Product previously approved for untreated and refractory CLL indications

The FDA has approved a supplemental biologics license application for the use of ofatumumab (Arzerra, Genmab/Novartis) for extended treatment of patients who are in complete or partial response after at least two lines of therapy for recurrent or progressive chronic lymphocytic leukemia (CLL). The approval was based on an interim analysis of the phase 3 PROLONG trial, which evaluated ofatumumab maintenance therapy compared with no further treatment in patients with a complete or partial response after second- or third-line treatment for CLL.

PROLONG was designed to randomly assign up to 532 patients with relapsed CLL who had responded to treatment at relapse to either ofatumumab maintenance treatment or no further treatment (observation). Patients in the ofatumumab arm received an initial dose of 300 mg, followed one week later by a second dose of 1,000 mg, and then doses of 1,000 mg every eight weeks for up to two years, while patients in the observation arm received no further treatment.
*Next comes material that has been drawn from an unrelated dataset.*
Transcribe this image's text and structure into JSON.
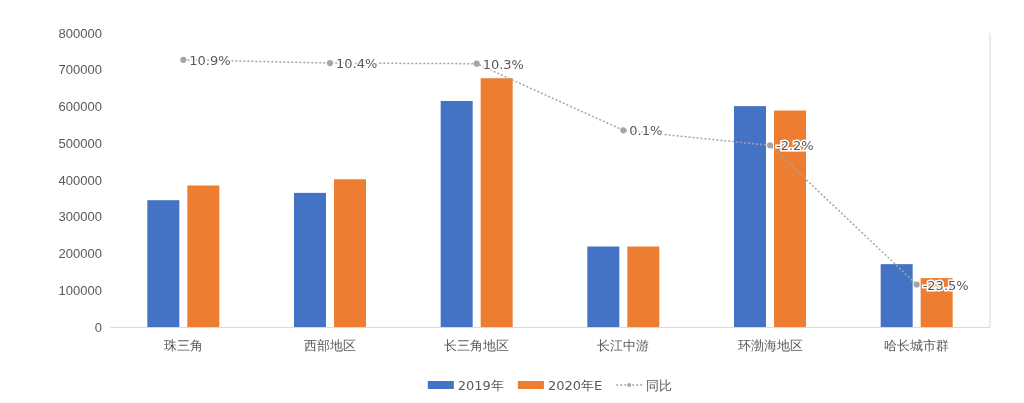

The study’s primary endpoint was progression-free survival (PFS). Secondary objectives will evaluate clinical benefit, overall survival, safety, tolerability, the health-related quality of life of subjects treated with ofatumumab compared with no further treatment, and pharmacokinetics among relapsed CLL patients receiving maintenance therapy with ofatumumab.

A total of 474 patients were included in the interim analysis. Patients who received ofatumumab maintenance treatment lived 14.2 months longer without their disease worsening than did patients who received no further treatment. Median PFS was 29.4 months for the ofatumumab arm and 15.2 months for the observation arm (hazard ratio, 0.50; P < 0.0001).

In the U.S., ofatumumab is approved for use in combination with chlorambucil for the treatment of previously untreated patients with CLL for whom fludarabine-based therapy is considered inappropriate and for extended treatment of patients who are in complete or partial response after at least two lines of therapy for recurrent or progressive CLL.